Hi Guys,
on my OPENVPN.ovpn file I've found two strange commands
ping-exit 30
auth-nocache
ns-cert-type server
I've googled the auth-nocache appear to be a command to stop caching your password in the memory of the PC, but other commands I don't know what they are for.
I've exported a OPENVPN from a different OPNsense and I don't seem to find those commands on the .ovpn
Thank you
Hi Julien,
these are advanced OpenVPN options, which you can use to enhance or change the behaviour of your OpenVPN connection.
Here is what they mean in detail:
--ping-exit 30
Causes OpenVPN to exit after n seconds pass without reception of a ping or other packet from remote. This option can be combined with --inactive, --ping, and --ping-exit to create a two-tiered inactivity disconnect.
For example,
openvpn [options...] --inactive 3600 --ping 10 --ping-exit 60
when used on both peers will cause OpenVPN to exit within 60 seconds if its peer disconnects, but will exit after one hour if no actual tunnel data is exchanged.
--auth-nocache
Don't cache --askpass or --auth-user-pass username/passwords in virtual memory.
If specified, this directive will cause OpenVPN to immediately forget username/password inputs after they are used. As a result, when OpenVPN needs a username/password, it will prompt for input from stdin, which may be multiple times during the duration of an OpenVPN session.
--ns-cert-type server
Require that peer certificate was signed with an explicit nsCertType designation of "client" or "server".
This is a useful security option for clients, to ensure that the host they connect with is a designated server.
See the easy-rsa/build-key-server script for an example of how to generate a certificate with the nsCertType field set to "server".
If the server certificate's nsCertType field is set to "server", then the clients can verify this with --ns-cert-type server.
This is an important security precaution to protect against a man-in-the-middle attack where an authorized client attempts to connect to another client by impersonating the server.
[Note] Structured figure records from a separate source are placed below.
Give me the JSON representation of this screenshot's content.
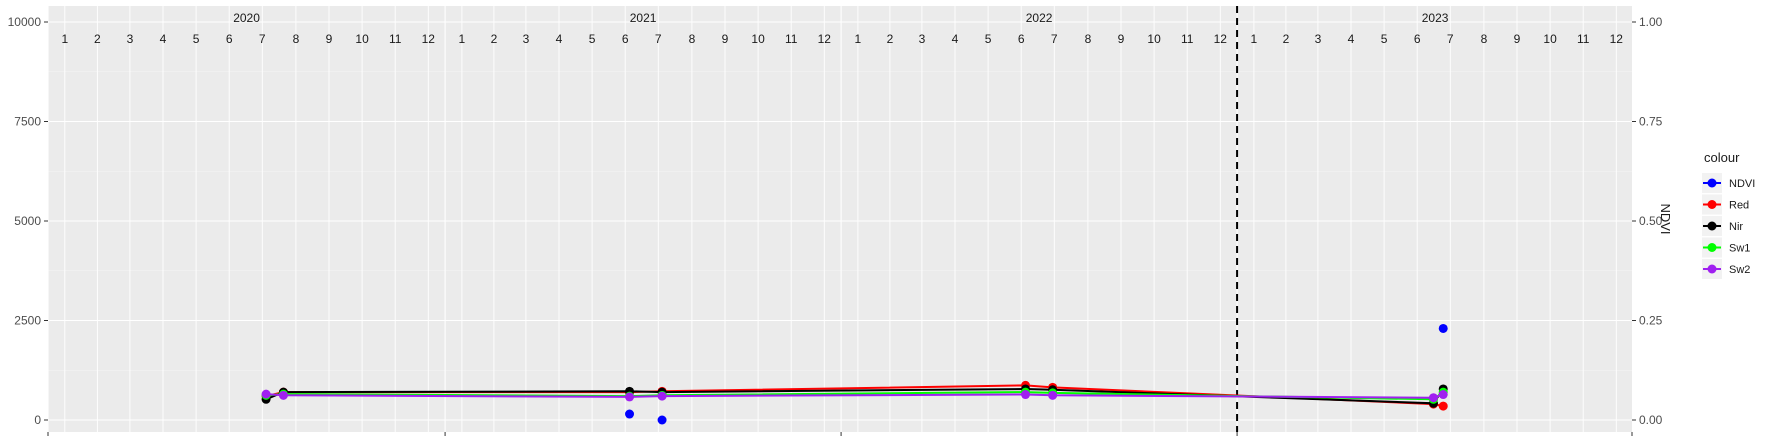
{
  "chart_data": {
    "type": "line",
    "y_left": {
      "lim": [
        0,
        10000
      ],
      "ticks": [
        "0",
        "2500",
        "5000",
        "7500",
        "10000"
      ],
      "tick_values": [
        0,
        2500,
        5000,
        7500,
        10000
      ]
    },
    "y_right": {
      "label": "NDVI",
      "lim": [
        0,
        1
      ],
      "ticks": [
        "0.00",
        "0.25",
        "0.50",
        "0.75",
        "1.00"
      ],
      "tick_values": [
        0,
        0.25,
        0.5,
        0.75,
        1.0
      ]
    },
    "x_range": [
      "2020-01-01",
      "2023-12-31"
    ],
    "years": [
      {
        "label": "2020",
        "year": 2020
      },
      {
        "label": "2021",
        "year": 2021
      },
      {
        "label": "2022",
        "year": 2022
      },
      {
        "label": "2023",
        "year": 2023
      }
    ],
    "month_labels": [
      "1",
      "2",
      "3",
      "4",
      "5",
      "6",
      "7",
      "8",
      "9",
      "10",
      "11",
      "12"
    ],
    "vline": "2023-01-01",
    "grid": true,
    "legend": {
      "title": "colour",
      "position": "right"
    },
    "series": [
      {
        "name": "NDVI",
        "color": "#0000ff",
        "axis": "right",
        "line": false,
        "x": [
          "2021-06-20",
          "2021-07-20",
          "2023-07-10"
        ],
        "y": [
          0.015,
          0.0,
          0.23
        ]
      },
      {
        "name": "Red",
        "color": "#ff0000",
        "axis": "left",
        "line": true,
        "x": [
          "2020-07-20",
          "2020-08-05",
          "2021-06-20",
          "2021-07-20",
          "2022-06-20",
          "2022-07-15",
          "2023-07-01",
          "2023-07-10"
        ],
        "y": [
          600,
          700,
          700,
          720,
          870,
          820,
          400,
          350
        ]
      },
      {
        "name": "Nir",
        "color": "#000000",
        "axis": "left",
        "line": true,
        "x": [
          "2020-07-20",
          "2020-08-05",
          "2021-06-20",
          "2021-07-20",
          "2022-06-20",
          "2022-07-15",
          "2023-07-01",
          "2023-07-10"
        ],
        "y": [
          520,
          700,
          720,
          700,
          780,
          760,
          420,
          780
        ]
      },
      {
        "name": "Sw1",
        "color": "#00ff00",
        "axis": "left",
        "line": true,
        "x": [
          "2020-07-20",
          "2020-08-05",
          "2021-06-20",
          "2021-07-20",
          "2022-06-20",
          "2022-07-15",
          "2023-07-01",
          "2023-07-10"
        ],
        "y": [
          620,
          650,
          600,
          620,
          700,
          680,
          520,
          700
        ]
      },
      {
        "name": "Sw2",
        "color": "#a020f0",
        "axis": "left",
        "line": true,
        "x": [
          "2020-07-20",
          "2020-08-05",
          "2021-06-20",
          "2021-07-20",
          "2022-06-20",
          "2022-07-15",
          "2023-07-01",
          "2023-07-10"
        ],
        "y": [
          650,
          620,
          580,
          600,
          640,
          620,
          560,
          640
        ]
      }
    ]
  }
}
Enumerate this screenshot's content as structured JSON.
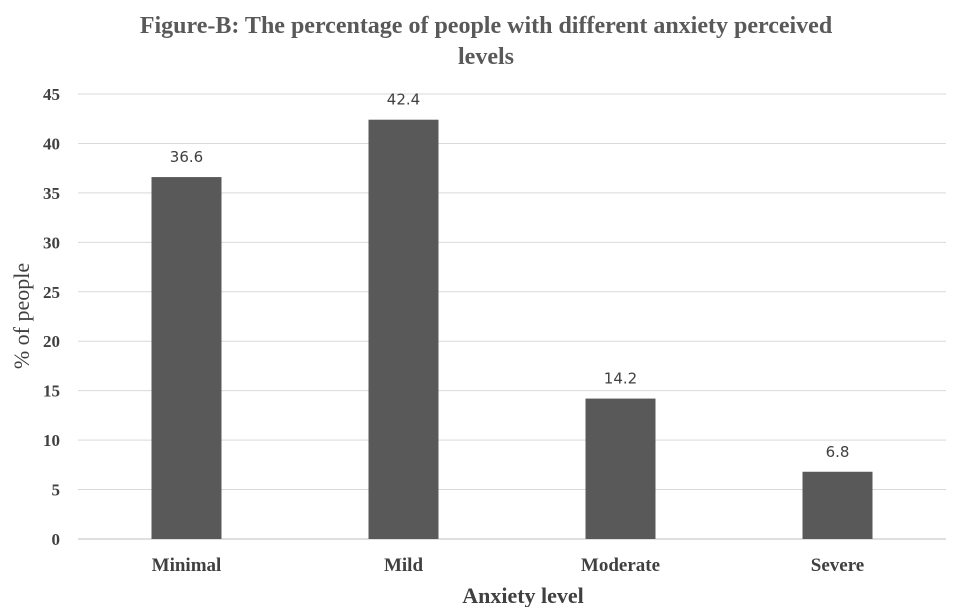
{
  "chart_data": {
    "type": "bar",
    "title_line1": "Figure-B: The percentage of people with different anxiety perceived",
    "title_line2": "levels",
    "xlabel": "Anxiety level",
    "ylabel": "% of people",
    "categories": [
      "Minimal",
      "Mild",
      "Moderate",
      "Severe"
    ],
    "values": [
      36.6,
      42.4,
      14.2,
      6.8
    ],
    "data_labels": [
      "36.6",
      "42.4",
      "14.2",
      "6.8"
    ],
    "ylim": [
      0,
      45
    ],
    "yticks": [
      "0",
      "5",
      "10",
      "15",
      "20",
      "25",
      "30",
      "35",
      "40",
      "45"
    ],
    "ytick_values": [
      0,
      5,
      10,
      15,
      20,
      25,
      30,
      35,
      40,
      45
    ],
    "bar_color": "#595959",
    "grid": true,
    "legend": "none"
  }
}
The attack is easily prevented by having clients verify the server certificate using any one of --ns-cert-type, --tls-remote, or --tls-verify.
Source: https://openvpn.net/index.php/open-source/documentation/manuals/65-openvpn-20x-manpage.html
Best regards,
Oxy
Well explained Oxy,
thank you for this, probably my college has configured this in this case i'll ask him tomorrow.